Прислушался — в квартире было тихо. Он пересек коридор, сдерживая дрожь ожидания, и заглянул в комнату, там было пусто. Лиза куда-то испарилась, оставив в доме жуткий кавардак. На тахте валялись ее платья — видно, она второпях выбирала, в чем покрасоваться. Костя стал звонить Глебову, заранее улыбаясь, в ожидании его голоса. Но и того не оказалось дома. Тоже куда-то слинял. Костя совсем сник, почувствовал себя обиженным — эффект неожиданного появления не произошел. Ну ладно, что делать, в конце концов, сам виноват, приехал без предупреждения, успокаивал он себя. Открыл чемодан и вытащил оттуда небольшой сверток — подарок Лизе. Кофточку с кружевным воротничком. Развернул, расправил и положил на видное место — на ломберный столик. Полюбовался: кофточка ему нравилась. «По-моему, отпад, — подумал он. — Мать будет в восторге. Подставит плечи, и порядок». Потом достал из пакета широкополую серую шляпу — для Глебова. Примерил перед зеркалом. Покрасовался, решил — обалденная шляпа, таких в городе днем с огнем не сыщешь, пятидесятые годы, ретро, единственная в своем роде. Если отец не решится ее носить, возьмет себе.
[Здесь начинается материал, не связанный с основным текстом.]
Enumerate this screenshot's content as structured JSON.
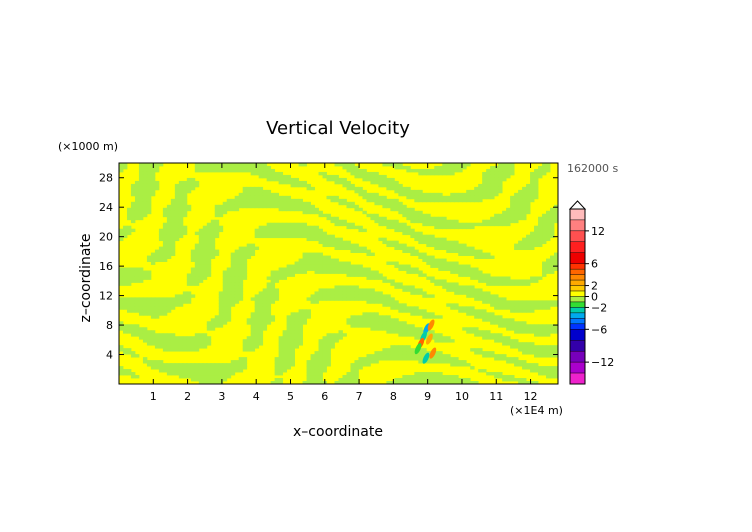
{
  "chart_data": {
    "type": "heatmap",
    "title": "Vertical Velocity",
    "xlabel": "x–coordinate",
    "ylabel": "z–coordinate",
    "x_unit_label": "(×1E4 m)",
    "y_unit_label": "(×1000 m)",
    "time_label": "162000 s",
    "xlim": [
      0,
      12.8
    ],
    "ylim": [
      0,
      30
    ],
    "x_ticks": [
      1,
      2,
      3,
      4,
      5,
      6,
      7,
      8,
      9,
      10,
      11,
      12
    ],
    "y_ticks": [
      4,
      8,
      12,
      16,
      20,
      24,
      28
    ],
    "dominant_colors": {
      "positive_small": "#ffff00",
      "negative_small": "#aaee44"
    },
    "colorbar": {
      "tick_labels": [
        "12",
        "6",
        "2",
        "0",
        "−2",
        "−6",
        "−12"
      ],
      "tick_values": [
        12,
        6,
        2,
        0,
        -2,
        -6,
        -12
      ],
      "bands": [
        {
          "from": 14,
          "to": 16,
          "color": "#ffbbbb"
        },
        {
          "from": 12,
          "to": 14,
          "color": "#ff8080"
        },
        {
          "from": 10,
          "to": 12,
          "color": "#ff5050"
        },
        {
          "from": 8,
          "to": 10,
          "color": "#ff2020"
        },
        {
          "from": 6,
          "to": 8,
          "color": "#ee0000"
        },
        {
          "from": 5,
          "to": 6,
          "color": "#ff3300"
        },
        {
          "from": 4,
          "to": 5,
          "color": "#ff6600"
        },
        {
          "from": 3,
          "to": 4,
          "color": "#ff8800"
        },
        {
          "from": 2,
          "to": 3,
          "color": "#ffaa00"
        },
        {
          "from": 1,
          "to": 2,
          "color": "#ffcc00"
        },
        {
          "from": 0,
          "to": 1,
          "color": "#ffff00"
        },
        {
          "from": -1,
          "to": 0,
          "color": "#aaee44"
        },
        {
          "from": -2,
          "to": -1,
          "color": "#33dd33"
        },
        {
          "from": -3,
          "to": -2,
          "color": "#00ccaa"
        },
        {
          "from": -4,
          "to": -3,
          "color": "#00aaee"
        },
        {
          "from": -5,
          "to": -4,
          "color": "#0077ff"
        },
        {
          "from": -6,
          "to": -5,
          "color": "#0033ff"
        },
        {
          "from": -8,
          "to": -6,
          "color": "#0000cc"
        },
        {
          "from": -10,
          "to": -8,
          "color": "#3300aa"
        },
        {
          "from": -12,
          "to": -10,
          "color": "#7700bb"
        },
        {
          "from": -14,
          "to": -12,
          "color": "#aa00cc"
        },
        {
          "from": -16,
          "to": -14,
          "color": "#ee22cc"
        }
      ]
    }
  }
}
Костя опять подумал про отца и снова позвонил ему. Ни ответа, ни привета. Его взгляд упал на газету, которая почему-то валялась на полу: видно, мать уронила и не удосужилась поднять. Из газеты выглядывал кончик нераспечатанного конверта. Костя нагнулся, подцепил письмо и, не глядя на конверт, вскрыл и вытащил оттуда… новую повестку в суд — его как обухом по голове! Подумать только, его снова вызывали. И теперь уже не на разговор, а на судебное разбирательство, которое должно было состояться скоро, вот-вот, всего через неделю. Страх на мгновение парализовал его, что-то заныло в груди, он громко крикнул: «У, проклятье!» Если бы он знал, то не приехал бы — и все! Ну, мать, не могла предупредить! А он, дурачок, забыл про это и думать. А его волокут обратно.
Что делать?.. Матери дома нет, отца нет! Он заметался, как дикий зверь в клетке, туда-сюда, от стены к окну — не идет ли Лиза; снова метнулся к телефону, набрал Глебова, но тот, конечно, не ответил.
Бросился к Зойке, еле сдерживая себя. Та открыла ему дверь, подмазанная, нарядная, вся в ожидании:
— Ой, ты приехал, — лепетала она. — Ой, как я рада! Загорел. Красавчик! — При этом она сильно смутилась и покраснела.
— Где мать, не знаешь? — торопливо спросил он, не глядя на Зойку.
— Не знаю. Степаныч ее зазывал на телик, но она расфуфырилась и улетела. — Зойка не могла оторвать сияющих глаз от Кости. — Ты сейчас что будешь делать?.. Может, пообедаешь с нами… с дороги?